Do you know at what degree of overexpression patients begin to respond to Herceptin? Some arbitrary cutoffs have been made. If you have more than two times the normal gene content, that is considered amplified, but there is a gray zone here. At best only about 35% of patients respond to Herceptin who are 3+. A 2+ would give you only about a 10% chance of response. With 1+, there is virtually no chance of a response.

At what level of cardiac ejection should you consider Herceptin? You want to start out with what would be considered a normal cardiac ejection factor. With women, it should be above 45%. Another thing to look for is a drop in the ejection factor; if it started at 60% and dropped to 45%, it would be cause for concern—might want to consider withholding the Herceptin.

Can you explain the correlation between estrogen receptor and Herceptin, and why are there not many clinical trials regarding the combination? There are current trials involving both Tamoxifen and aromatase inhibitors (Arimidex and Letrozole) in combination with Herceptin. The relationship is not well understood, but there is some evidence that Tamoxifen may not be as effective for women who are both ER+ and HER2/neu+ , whereas this is not the case with the aromatase inhibitors. This indicates that there may be some relationship between the two pathways. Placing the HER2/neu oncogene into ER+ cells can make them resistant to Tamoxifen.

Please define "ligand". A ligand is a protein that binds receptors. It is specific to the receptor, i.e., insulin binds the insulin receptor, epidermal growth factor binds the epidermal growth factor receptor (EGFR), etc. Kinase inhibitors like Tarceva and Iressa are drugs that bind the EGFR and prevent the cascading effect of the protein. These drugs are very effective with head and neck cancer, but have not been very effective in breast cancer.

Are drugs most effective in combination? Unless you have clear evidence to the contrary, it is better to use drugs sequentially that in combination. The toxicities are less. There are exceptions, with some drugs showing a survival advantage in combination: Taxotere/Xeloda and Herceptin/Taxol are two examples.
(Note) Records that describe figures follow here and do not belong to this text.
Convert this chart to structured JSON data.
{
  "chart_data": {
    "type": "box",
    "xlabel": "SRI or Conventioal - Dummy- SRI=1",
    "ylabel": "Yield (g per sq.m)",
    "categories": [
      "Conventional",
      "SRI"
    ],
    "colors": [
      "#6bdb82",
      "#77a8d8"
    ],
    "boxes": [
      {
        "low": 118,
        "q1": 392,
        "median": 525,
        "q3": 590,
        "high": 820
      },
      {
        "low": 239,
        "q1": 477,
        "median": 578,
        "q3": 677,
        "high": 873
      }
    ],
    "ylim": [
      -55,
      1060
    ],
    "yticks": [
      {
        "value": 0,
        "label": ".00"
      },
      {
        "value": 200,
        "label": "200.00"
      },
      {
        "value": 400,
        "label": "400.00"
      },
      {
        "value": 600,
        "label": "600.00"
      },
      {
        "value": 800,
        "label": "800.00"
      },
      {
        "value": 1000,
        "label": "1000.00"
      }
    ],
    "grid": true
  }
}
How do you define "asymptomatic" in Stage IV? This is very subjective, you must ask the patient how they feel. Something which shows up on a scan, like a supraclavicular lymph node recurrence or liver metastasis can still be asymptomatic if the patient does not report any symptoms. However, usually the greater the tumor burden, the more symptoms.

Without symptoms, when would you start the patient on chemotherapy? Metastatic disease is very different from early stage disease. With breast cancer, the sooner you treat early stage, the better off you are. With metastatic disease, this is not the case. Generally nothing is lost to survivorship if the treatment is a little delayed, especially if the patient is asymptomatic. Taking the drug with the higher response rate does not mean you will live longer.
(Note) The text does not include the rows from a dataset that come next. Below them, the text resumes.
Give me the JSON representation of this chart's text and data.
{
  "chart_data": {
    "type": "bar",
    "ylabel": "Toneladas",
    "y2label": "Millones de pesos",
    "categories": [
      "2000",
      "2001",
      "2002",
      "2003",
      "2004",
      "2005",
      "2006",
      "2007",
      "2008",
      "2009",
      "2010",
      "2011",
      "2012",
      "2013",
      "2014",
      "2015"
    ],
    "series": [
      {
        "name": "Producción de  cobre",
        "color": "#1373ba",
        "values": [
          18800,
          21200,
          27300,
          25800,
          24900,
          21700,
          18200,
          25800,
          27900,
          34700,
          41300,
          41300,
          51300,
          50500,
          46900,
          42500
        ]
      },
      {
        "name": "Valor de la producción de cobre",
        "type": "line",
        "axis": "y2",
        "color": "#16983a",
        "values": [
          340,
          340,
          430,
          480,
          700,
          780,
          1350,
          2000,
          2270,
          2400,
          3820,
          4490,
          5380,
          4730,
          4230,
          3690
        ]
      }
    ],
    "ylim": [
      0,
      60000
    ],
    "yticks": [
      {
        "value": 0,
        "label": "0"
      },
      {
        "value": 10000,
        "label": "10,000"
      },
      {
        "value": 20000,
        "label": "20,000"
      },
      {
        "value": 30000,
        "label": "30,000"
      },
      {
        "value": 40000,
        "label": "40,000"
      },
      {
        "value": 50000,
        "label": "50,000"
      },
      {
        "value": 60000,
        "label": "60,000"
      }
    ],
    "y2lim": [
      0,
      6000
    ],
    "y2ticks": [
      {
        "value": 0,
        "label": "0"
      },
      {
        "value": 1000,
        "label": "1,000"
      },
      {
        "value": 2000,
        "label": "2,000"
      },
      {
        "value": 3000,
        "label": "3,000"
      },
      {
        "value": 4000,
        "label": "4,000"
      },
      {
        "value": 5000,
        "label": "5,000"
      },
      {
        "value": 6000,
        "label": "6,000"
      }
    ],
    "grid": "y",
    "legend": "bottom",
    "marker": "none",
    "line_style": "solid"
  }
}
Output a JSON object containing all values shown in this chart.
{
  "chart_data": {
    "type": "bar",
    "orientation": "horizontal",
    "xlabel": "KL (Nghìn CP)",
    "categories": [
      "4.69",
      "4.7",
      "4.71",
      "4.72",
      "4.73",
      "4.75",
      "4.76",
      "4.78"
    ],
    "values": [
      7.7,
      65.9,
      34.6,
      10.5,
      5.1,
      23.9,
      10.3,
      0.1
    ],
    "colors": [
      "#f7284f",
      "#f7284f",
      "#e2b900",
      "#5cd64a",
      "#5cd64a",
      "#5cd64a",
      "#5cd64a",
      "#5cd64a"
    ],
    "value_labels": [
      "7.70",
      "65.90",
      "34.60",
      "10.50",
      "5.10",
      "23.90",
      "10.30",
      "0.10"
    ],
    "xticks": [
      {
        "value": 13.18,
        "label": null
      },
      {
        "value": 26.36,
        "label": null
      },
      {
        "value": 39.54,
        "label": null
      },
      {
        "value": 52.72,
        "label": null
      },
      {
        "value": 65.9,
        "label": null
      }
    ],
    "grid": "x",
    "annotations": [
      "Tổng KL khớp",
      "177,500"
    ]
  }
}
Is there a role for radiation therapy in supraclavicular metastasis? In general, we do not use radiation with metastatic disease unless there are symptoms in the bone. If the only spread of the disease is supraclavicular, it might be treated as local disease.
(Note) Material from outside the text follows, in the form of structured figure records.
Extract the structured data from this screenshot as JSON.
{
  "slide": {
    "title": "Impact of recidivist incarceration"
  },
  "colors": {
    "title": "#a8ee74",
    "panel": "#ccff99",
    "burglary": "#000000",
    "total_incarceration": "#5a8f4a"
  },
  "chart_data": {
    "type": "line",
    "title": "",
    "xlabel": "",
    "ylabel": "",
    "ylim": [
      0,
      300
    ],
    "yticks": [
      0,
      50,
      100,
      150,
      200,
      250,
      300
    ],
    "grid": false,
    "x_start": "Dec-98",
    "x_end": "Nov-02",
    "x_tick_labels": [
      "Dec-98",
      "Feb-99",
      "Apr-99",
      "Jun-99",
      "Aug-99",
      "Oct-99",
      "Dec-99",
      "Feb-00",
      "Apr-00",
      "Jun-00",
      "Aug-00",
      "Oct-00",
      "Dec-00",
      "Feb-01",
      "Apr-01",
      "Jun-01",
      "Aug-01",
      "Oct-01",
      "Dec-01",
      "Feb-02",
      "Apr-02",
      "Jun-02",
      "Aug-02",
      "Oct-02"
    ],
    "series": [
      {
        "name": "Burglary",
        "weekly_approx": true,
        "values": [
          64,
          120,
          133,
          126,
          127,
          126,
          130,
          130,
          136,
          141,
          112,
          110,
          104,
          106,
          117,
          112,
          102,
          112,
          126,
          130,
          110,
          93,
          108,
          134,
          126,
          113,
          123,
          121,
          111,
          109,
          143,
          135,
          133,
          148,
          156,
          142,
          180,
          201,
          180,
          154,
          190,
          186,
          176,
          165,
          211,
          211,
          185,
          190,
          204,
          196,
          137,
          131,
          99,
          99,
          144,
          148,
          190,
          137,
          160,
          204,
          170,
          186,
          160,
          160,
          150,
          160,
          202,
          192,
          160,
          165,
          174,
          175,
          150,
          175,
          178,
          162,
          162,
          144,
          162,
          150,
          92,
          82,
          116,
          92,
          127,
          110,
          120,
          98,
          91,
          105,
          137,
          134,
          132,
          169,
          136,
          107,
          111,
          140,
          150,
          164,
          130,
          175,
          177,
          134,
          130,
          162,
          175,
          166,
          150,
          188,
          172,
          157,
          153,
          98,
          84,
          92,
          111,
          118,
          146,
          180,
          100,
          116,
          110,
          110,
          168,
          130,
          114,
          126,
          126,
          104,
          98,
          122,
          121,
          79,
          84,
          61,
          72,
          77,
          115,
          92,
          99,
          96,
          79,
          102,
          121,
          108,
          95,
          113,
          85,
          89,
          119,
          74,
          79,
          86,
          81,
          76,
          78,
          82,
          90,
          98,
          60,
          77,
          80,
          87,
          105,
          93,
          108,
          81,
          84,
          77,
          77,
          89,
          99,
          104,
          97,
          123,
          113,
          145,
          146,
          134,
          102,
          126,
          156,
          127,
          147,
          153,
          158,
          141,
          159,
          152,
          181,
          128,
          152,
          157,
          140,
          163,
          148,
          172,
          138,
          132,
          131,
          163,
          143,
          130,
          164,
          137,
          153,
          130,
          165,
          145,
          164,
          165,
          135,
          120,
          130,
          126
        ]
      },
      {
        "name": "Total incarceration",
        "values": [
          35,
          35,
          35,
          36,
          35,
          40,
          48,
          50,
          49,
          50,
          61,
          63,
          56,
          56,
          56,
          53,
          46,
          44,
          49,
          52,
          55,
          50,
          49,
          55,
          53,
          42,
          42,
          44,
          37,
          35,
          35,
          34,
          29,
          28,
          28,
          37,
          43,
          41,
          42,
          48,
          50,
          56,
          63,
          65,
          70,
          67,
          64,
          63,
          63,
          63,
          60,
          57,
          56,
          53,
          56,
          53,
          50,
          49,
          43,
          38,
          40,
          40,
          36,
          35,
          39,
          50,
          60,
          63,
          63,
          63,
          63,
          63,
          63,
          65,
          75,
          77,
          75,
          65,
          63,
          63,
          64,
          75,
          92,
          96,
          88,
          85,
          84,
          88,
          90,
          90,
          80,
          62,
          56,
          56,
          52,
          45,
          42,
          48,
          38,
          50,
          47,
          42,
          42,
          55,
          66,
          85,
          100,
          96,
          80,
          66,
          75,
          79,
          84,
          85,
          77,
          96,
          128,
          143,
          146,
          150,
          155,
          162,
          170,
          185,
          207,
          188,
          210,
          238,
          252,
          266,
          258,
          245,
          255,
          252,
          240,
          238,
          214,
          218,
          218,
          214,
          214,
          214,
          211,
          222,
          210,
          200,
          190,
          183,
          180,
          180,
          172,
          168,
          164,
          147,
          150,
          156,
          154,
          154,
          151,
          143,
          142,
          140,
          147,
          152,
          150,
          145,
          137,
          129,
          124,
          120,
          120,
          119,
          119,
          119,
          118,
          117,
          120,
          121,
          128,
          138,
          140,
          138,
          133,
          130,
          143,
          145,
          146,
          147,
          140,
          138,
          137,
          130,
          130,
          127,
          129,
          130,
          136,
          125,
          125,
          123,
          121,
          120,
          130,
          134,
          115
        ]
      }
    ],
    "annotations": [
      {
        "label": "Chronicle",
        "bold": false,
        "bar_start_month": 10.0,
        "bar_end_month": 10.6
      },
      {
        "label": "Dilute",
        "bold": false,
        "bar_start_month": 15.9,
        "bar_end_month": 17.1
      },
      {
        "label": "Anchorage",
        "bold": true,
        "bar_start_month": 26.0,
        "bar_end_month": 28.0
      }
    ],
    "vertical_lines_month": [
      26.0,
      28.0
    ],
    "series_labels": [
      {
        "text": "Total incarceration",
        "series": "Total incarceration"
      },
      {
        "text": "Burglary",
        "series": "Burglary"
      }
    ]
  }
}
What about Herceptin and brain mets? There was a study that suggested a higher likelihood of brain metastasis. One hypothesis is that just living longer because of the Herceptin may contribute to the possibility of brain mets. Another is that Herceptin goes almost everywhere, but does not cross the blood/brain barrier because it is a large molecule. It is not likely that Herceptin is inducing brain cancer.